European Patent Court: under attack from friendly fire?
The negotiations over the regulations for a European patent with unitary effect and the convention for establishing a European Patent Court have reportedly been concluded. The European Parliament still has to approve the regulations, but such approval is thought to be a certainty. It is believed that the Legal Committee of the European Parliament intends to complete both the regulations and the convention before the Danish EU Council presidency ends at the end of June 2012.
The European unitary patent is thus just around the corner, and innovative companies are waiting for a unitary patent at reduced costs. The European Patent Court promises to become the most efficient patent court worldwide, based on a new, specific code of procedure. The court's multinational panels will also include technical judges, similar to the German Bundespatentgericht. Following a transitional period, the new court will replace all existing national courts as far as the “old“ European patents are concerned: from the first day of use, European unitary patents can be enforced only at the European Patent Court.
Most applicants are expected to shift to the new system and a new EU IP era will begin. Accordingly, future European patent filing strategies should be obvious – but are they?
If the European Patent Court does with certainty become the most efficient patent court worldwide, the answer is yes. But if there is a risk of failing to achieve this goal, and this risk can hardly be ignored, then the exclusive competence of the court to hear European and European unitary patents will become problematic, and filing strategies will become complex.
Innovators are unlikely to put their full R&D investments at risk based on the promise that the court, with a new code of procedures and a considerable number of new judges, will be their only option. If they file European unitary patents, there is no way back. If the court does not work properly, the European Union will be without effective patent protection. In addition, there is no way to achieve parallel national protection in the European Union, as national rights will become void as soon as a European unitary patent is granted.
There is little doubt that it will take a decade for the European Patent Court to gain sufficient standing. In the meantime, innovators need another option – that is, courts which already have proven their merit. Some national court systems provide such fallback positions, but these will be unavailable in cases where European unitary patents are filed, as the new court will have exclusive jurisdiction for such patents. Thus, no reasonable company will file European unitary patents until the new court is tried and tested.

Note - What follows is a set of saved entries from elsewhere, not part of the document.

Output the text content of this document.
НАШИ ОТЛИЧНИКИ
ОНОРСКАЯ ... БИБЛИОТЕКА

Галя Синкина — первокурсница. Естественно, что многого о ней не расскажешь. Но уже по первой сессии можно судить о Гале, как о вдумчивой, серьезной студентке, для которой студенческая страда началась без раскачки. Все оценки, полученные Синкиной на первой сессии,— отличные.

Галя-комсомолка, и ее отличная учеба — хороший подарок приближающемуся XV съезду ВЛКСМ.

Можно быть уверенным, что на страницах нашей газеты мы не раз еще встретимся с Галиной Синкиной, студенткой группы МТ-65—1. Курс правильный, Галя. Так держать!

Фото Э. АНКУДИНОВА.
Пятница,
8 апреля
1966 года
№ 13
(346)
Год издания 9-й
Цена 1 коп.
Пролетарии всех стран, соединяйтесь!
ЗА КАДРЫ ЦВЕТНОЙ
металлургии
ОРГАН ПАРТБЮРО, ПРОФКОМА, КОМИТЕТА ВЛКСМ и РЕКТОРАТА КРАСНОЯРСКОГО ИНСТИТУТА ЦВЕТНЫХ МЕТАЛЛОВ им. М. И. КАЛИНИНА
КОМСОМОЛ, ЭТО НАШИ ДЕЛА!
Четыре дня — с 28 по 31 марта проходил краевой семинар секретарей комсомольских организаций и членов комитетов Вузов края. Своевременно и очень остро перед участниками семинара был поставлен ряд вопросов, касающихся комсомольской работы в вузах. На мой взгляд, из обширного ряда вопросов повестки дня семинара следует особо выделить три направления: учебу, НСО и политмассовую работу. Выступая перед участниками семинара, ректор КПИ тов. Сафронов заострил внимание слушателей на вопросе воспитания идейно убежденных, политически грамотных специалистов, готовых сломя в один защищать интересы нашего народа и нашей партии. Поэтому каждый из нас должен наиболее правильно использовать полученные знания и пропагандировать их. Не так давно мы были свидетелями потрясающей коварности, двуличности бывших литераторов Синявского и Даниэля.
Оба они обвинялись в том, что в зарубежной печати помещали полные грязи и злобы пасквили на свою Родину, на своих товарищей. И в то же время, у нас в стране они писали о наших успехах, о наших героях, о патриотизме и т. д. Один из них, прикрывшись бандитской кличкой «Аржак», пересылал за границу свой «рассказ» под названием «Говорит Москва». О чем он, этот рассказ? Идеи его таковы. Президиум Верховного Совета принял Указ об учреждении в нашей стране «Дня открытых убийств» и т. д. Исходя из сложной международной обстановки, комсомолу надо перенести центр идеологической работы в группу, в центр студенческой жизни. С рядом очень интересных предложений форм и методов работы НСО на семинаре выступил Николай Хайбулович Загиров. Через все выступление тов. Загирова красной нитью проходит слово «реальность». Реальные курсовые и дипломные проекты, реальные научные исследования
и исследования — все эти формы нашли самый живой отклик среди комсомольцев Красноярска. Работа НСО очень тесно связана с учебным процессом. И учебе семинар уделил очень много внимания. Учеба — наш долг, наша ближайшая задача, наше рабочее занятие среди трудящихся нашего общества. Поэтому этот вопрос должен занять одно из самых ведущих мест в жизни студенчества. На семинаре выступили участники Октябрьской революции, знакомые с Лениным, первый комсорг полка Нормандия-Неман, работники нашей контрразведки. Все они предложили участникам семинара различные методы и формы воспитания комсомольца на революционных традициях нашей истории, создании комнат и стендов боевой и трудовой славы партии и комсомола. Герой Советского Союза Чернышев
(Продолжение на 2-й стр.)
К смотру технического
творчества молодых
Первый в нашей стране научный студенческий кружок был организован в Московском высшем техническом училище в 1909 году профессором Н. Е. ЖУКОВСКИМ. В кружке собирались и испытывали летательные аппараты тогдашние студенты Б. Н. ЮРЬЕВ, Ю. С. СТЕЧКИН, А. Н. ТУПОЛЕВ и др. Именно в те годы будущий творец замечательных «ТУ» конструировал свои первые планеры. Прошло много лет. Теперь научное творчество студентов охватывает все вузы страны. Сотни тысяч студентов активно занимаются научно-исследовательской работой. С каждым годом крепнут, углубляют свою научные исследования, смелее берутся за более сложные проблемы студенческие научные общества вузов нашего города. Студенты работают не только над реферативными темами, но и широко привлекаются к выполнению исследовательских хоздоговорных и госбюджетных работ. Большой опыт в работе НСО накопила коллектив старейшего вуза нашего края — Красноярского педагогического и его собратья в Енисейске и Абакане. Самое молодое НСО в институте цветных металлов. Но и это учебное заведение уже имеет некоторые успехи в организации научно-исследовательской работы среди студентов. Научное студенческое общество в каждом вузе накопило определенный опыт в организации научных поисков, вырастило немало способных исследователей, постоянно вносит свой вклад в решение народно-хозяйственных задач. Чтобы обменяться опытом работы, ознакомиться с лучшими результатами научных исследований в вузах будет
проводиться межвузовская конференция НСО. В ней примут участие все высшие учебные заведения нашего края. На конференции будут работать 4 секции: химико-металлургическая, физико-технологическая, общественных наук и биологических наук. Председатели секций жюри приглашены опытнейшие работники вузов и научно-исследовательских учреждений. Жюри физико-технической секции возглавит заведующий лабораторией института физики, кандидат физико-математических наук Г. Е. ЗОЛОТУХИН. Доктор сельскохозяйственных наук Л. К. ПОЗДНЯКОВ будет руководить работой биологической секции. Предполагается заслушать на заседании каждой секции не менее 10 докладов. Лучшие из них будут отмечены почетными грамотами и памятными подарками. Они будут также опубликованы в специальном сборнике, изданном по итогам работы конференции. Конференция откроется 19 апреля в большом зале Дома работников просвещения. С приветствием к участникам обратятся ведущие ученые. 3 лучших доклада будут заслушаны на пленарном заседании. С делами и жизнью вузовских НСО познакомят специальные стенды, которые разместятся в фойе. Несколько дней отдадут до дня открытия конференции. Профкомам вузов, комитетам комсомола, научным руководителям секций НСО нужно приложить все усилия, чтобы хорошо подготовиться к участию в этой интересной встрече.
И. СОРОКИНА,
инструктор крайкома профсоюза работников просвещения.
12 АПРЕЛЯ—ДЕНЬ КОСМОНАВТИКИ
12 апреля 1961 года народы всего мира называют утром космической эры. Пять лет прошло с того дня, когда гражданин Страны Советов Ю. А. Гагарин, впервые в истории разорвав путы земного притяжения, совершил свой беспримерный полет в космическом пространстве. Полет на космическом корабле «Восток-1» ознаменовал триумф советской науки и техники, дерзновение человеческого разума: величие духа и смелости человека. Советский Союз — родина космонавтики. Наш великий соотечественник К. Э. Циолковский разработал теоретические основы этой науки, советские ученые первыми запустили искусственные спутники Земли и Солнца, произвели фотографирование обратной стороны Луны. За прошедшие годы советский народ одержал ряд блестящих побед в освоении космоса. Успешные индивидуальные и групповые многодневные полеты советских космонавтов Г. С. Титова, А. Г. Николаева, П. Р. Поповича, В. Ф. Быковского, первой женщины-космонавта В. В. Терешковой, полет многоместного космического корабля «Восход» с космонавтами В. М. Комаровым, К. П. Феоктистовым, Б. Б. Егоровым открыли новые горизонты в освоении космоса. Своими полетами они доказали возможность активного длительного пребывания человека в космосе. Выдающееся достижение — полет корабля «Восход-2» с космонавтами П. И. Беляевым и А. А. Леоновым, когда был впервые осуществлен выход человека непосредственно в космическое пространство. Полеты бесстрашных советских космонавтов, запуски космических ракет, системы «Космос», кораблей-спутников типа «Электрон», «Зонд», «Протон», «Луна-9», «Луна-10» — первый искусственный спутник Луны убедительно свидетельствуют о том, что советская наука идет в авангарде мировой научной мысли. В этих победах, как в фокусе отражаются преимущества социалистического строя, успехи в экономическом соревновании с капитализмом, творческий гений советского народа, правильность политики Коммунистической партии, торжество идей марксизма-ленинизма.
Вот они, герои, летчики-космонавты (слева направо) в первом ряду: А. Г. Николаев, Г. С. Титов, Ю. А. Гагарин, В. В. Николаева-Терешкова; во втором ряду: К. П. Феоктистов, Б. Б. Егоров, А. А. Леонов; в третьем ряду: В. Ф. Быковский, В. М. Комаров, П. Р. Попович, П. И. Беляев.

Of course, the new court may prove its ability based on the enforcement of old-style European patents. But a fallback position is still necessary. This can be achieved by filing a European patents excluding the countries that provide fallback positions, and making national filings in those countries. There is also a possibility to opt out of the new court's jurisdiction over "old" European patents within five years. So it might be that some applicants later file national patents for some countries and European patents for the others for another five years, or longer. Alternatively, they can wait for brave applicants to take a risk and file European unitary patents.